For those of you playing the home game, ESPN Corespondent Suspended After Continued Political Tweets… and MORON ALERT: ESPN Host Says Standing for Anthem is “Injecting Politics” into Sports… are just two ESPN political examples.
Pitaro said he prioritizes limiting political commentary. “If you ask me is there a false narrative out there, I will tell you ESPN being a political organization is false,” he said. “I will tell you I have been very, very clear with employees here that it is not our jobs to cover politics, purely.”
Pitaro also has told the league that ESPN does not plan to air the national anthem ahead of its Monday night telecasts. The policy is not a change from previous seasons, but the network articulated its plans directly to the league for the first time.
Set aside KneelingForTheAnthemGhaziGatePalooza. That issue gets all sorts of stupid from everyone. ESPN's problems mainly stem from their on-air personalities, 99.86% of whom all have the exact same ideology. They fire you if you don't.

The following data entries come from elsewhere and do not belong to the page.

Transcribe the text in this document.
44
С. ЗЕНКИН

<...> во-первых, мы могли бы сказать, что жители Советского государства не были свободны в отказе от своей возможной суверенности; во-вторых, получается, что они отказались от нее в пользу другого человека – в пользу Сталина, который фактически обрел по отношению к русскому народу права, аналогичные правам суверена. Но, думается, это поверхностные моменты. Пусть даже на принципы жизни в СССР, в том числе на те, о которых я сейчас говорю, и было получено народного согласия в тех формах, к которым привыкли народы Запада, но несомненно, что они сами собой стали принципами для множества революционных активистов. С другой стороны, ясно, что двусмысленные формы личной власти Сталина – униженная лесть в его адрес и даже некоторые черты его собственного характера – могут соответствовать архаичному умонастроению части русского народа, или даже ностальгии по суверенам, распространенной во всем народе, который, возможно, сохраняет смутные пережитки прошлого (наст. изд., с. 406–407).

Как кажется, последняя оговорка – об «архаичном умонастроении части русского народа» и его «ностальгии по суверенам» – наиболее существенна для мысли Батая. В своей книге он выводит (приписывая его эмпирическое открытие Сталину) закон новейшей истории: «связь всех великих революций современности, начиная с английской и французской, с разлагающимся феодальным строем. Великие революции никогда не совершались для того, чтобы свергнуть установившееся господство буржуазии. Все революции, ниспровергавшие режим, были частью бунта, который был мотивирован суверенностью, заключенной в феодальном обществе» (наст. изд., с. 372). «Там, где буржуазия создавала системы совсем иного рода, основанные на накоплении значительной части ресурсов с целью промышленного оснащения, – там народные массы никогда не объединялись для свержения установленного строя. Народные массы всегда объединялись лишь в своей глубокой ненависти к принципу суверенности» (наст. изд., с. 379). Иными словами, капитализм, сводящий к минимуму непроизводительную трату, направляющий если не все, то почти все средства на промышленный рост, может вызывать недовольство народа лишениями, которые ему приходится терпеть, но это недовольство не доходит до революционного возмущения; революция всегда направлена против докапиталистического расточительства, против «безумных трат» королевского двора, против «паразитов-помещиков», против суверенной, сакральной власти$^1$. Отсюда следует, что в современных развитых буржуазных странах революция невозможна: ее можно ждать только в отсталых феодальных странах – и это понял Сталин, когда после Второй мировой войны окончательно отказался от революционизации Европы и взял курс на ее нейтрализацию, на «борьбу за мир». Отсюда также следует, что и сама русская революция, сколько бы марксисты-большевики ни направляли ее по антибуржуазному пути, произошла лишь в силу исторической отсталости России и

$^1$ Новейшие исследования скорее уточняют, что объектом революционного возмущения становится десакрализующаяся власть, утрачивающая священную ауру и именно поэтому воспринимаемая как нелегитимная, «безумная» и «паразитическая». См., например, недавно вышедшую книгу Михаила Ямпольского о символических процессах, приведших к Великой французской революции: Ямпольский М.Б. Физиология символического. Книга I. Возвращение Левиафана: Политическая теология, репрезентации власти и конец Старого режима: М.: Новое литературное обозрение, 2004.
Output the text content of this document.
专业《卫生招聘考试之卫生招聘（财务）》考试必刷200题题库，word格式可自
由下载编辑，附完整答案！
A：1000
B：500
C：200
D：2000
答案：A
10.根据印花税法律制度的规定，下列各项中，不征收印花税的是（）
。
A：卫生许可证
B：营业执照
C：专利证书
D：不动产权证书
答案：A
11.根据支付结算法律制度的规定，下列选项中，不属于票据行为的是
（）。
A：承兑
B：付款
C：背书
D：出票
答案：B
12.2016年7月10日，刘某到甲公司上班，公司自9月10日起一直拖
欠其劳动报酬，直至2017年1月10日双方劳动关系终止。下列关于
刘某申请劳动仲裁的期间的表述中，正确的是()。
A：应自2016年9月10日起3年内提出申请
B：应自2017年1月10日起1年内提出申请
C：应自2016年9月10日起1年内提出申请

Here's another radical notion. Perhaps a network which promises sports coverage should -- and bear with me here -- cover just sports. There are plenty of networks devoted to the wall-to-wall coverage of politics which, last I checked, didn't cover sports. What if, and I know this is crazy so hang onto your butts, a network about sports only covered sports? It's like there's an echo in here.
Maybe if a product, like a network, offered exactly what it promised and not what it didn't, people would like it more. Just a hunch.